- Dolar Australia terdepresiasi karena sentimen dovish seputar RBA.
- Departemen Keuangan Australia mengumumkan bahwa inflasi dapat kembali memasuki kisaran target RBA pada akhir tahun 2024.
- Dolar AS mendapat dukungan dari komentar hati-hati dari pejabat Fed mengenai penurunan suku bunga.

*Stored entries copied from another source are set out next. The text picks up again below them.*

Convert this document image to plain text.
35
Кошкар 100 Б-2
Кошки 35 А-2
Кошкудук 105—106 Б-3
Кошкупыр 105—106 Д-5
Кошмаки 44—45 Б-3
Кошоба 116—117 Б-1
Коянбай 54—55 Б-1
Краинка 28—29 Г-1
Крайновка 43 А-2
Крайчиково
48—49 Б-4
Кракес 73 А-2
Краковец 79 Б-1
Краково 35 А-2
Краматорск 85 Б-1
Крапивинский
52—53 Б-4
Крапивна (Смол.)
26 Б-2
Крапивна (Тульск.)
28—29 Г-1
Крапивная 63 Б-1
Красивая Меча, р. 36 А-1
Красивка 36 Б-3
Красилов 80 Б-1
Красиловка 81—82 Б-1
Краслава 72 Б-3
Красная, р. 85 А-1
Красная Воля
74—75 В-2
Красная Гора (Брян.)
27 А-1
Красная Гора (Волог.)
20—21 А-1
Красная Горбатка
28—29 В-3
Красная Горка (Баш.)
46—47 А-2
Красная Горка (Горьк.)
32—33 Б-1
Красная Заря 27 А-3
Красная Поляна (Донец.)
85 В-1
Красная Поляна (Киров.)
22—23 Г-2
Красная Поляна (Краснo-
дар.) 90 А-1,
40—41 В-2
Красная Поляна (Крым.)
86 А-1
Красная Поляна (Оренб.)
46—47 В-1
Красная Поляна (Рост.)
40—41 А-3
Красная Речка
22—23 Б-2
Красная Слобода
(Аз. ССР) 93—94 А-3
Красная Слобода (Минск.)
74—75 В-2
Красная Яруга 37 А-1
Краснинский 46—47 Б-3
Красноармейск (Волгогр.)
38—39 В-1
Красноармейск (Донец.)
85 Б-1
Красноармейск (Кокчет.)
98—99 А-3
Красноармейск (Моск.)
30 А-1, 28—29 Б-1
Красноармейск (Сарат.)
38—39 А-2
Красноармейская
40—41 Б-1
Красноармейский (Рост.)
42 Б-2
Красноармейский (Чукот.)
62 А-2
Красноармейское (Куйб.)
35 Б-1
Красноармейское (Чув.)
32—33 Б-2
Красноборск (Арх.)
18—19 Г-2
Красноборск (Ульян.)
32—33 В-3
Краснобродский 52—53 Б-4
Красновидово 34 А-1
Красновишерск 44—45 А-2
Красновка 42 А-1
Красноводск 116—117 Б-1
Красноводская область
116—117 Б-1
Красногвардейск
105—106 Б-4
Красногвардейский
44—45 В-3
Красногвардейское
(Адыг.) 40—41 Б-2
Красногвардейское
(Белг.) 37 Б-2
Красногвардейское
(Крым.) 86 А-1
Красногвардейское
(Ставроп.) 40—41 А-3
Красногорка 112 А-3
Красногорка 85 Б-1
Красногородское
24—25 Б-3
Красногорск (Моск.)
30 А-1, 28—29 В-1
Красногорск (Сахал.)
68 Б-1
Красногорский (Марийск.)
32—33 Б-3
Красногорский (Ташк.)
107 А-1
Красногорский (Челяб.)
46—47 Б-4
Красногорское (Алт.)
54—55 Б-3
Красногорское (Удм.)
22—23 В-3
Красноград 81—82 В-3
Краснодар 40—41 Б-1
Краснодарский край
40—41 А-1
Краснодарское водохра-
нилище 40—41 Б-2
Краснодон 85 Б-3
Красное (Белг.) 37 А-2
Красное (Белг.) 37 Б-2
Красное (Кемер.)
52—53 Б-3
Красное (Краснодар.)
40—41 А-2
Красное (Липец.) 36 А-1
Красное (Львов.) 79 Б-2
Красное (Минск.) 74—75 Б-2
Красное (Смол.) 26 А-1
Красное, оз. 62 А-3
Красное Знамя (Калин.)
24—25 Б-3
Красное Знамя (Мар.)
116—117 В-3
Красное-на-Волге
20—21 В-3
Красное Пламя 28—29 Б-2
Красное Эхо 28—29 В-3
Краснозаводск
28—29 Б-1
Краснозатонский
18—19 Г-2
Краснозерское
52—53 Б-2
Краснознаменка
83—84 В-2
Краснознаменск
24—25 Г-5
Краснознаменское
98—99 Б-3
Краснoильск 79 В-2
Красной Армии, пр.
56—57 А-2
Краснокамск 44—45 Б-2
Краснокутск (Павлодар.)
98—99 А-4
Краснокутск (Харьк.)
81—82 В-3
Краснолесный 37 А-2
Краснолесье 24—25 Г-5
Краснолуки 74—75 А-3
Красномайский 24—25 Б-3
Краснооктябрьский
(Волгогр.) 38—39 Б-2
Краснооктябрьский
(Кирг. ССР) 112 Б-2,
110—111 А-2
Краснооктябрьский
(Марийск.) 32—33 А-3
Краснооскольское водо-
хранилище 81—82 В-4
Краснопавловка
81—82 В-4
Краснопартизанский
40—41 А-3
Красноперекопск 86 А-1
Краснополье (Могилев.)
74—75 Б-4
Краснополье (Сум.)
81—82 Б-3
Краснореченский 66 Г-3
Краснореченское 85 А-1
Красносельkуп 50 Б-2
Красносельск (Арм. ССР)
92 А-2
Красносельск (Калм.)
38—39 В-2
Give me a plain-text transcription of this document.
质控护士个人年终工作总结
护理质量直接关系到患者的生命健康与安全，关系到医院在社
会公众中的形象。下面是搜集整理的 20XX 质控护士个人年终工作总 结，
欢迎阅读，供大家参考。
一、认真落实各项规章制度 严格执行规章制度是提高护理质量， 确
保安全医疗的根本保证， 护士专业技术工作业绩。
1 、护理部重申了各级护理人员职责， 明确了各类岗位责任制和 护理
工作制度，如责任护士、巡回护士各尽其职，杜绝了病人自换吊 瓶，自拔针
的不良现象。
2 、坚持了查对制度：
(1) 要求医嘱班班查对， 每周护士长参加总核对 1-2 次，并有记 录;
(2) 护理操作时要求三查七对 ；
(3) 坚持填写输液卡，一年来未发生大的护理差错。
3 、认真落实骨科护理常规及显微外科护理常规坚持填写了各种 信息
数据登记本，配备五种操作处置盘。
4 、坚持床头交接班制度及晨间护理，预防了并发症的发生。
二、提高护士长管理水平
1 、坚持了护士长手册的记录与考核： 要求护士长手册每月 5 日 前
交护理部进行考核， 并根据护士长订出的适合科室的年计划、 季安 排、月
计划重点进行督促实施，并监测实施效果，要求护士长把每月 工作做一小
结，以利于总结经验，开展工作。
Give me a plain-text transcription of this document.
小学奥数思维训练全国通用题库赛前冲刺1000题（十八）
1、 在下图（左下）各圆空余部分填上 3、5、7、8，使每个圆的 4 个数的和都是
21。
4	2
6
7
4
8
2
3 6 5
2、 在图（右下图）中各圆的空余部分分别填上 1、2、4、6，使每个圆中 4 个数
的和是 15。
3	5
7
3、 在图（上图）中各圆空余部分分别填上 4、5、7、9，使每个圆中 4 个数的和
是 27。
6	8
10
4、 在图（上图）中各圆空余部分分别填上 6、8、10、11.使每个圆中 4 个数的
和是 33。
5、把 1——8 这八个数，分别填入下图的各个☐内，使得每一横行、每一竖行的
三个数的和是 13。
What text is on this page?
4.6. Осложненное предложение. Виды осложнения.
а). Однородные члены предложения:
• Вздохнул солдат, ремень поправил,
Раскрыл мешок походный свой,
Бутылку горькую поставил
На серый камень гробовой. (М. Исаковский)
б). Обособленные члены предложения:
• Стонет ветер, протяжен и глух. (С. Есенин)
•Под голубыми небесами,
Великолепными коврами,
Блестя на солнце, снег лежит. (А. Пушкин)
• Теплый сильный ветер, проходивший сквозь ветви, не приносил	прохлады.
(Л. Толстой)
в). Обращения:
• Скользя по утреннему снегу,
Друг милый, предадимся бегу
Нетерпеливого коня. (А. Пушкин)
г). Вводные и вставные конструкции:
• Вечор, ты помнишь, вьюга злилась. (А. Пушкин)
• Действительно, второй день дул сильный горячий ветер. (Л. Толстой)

Dolar Australia (AUD) melanjutkan penurunannya pada hari Senin, kemungkinan karena sikap Reserve Bank of Australia (RBA) yang kurang hawkish setelah memutuskan untuk mempertahankan suku bunga tidak berubah di 4,35% pada hari Selasa. Pasar berspekulasi bahwa RBA mungkin mengambil sikap yang lebih hawkish, dipicu oleh data inflasi minggu lalu yang melebihi ekspektasi.
Departemen Keuangan Australia mengumumkan pada hari Minggu bahwa mereka memperkirakan bahwa inflasi dapat kembali memasuki kisaran target Reserve Bank of Australia (RBA) pada akhir tahun 2024. Dalam perkiraan bulan Desember mereka, para pejabat memperkirakan bahwa inflasi CPI akan turun menjadi 3,75% pada pertengahan tahun 2024 dan 2,75% pada pertengahan tahun 2025, selaras dengan kisaran target RBA.
Indeks Dolar AS (DXY), yang mengukur kinerja Dolar AS (USD) terhadap enam mata uang utama, terus menguat karena para pedagang mencerna data ekonomi utama hari Jumat dan komentar hati-hati dari pejabat Federal Reserve (Fed) mengenai penurunan suku bunga. Namun, koreksi ke bawah pada imbal hasil Treasury AS dapat membatasi kenaikan Greenback.
Di Amerika Serikat (AS), investor diarahkan untuk fokus pada indikator-indikator ekonomi penting yang dapat menjadi katalis pasar yang signifikan pada minggu ini. Sorotan utama mencakup Indeks Harga Produsen (PPI) yang dijadwalkan dirilis pada hari Selasa, diikuti oleh Indeks Harga Konsumen (CPI) dan laporan Penjualan Ritel pada hari Rabu.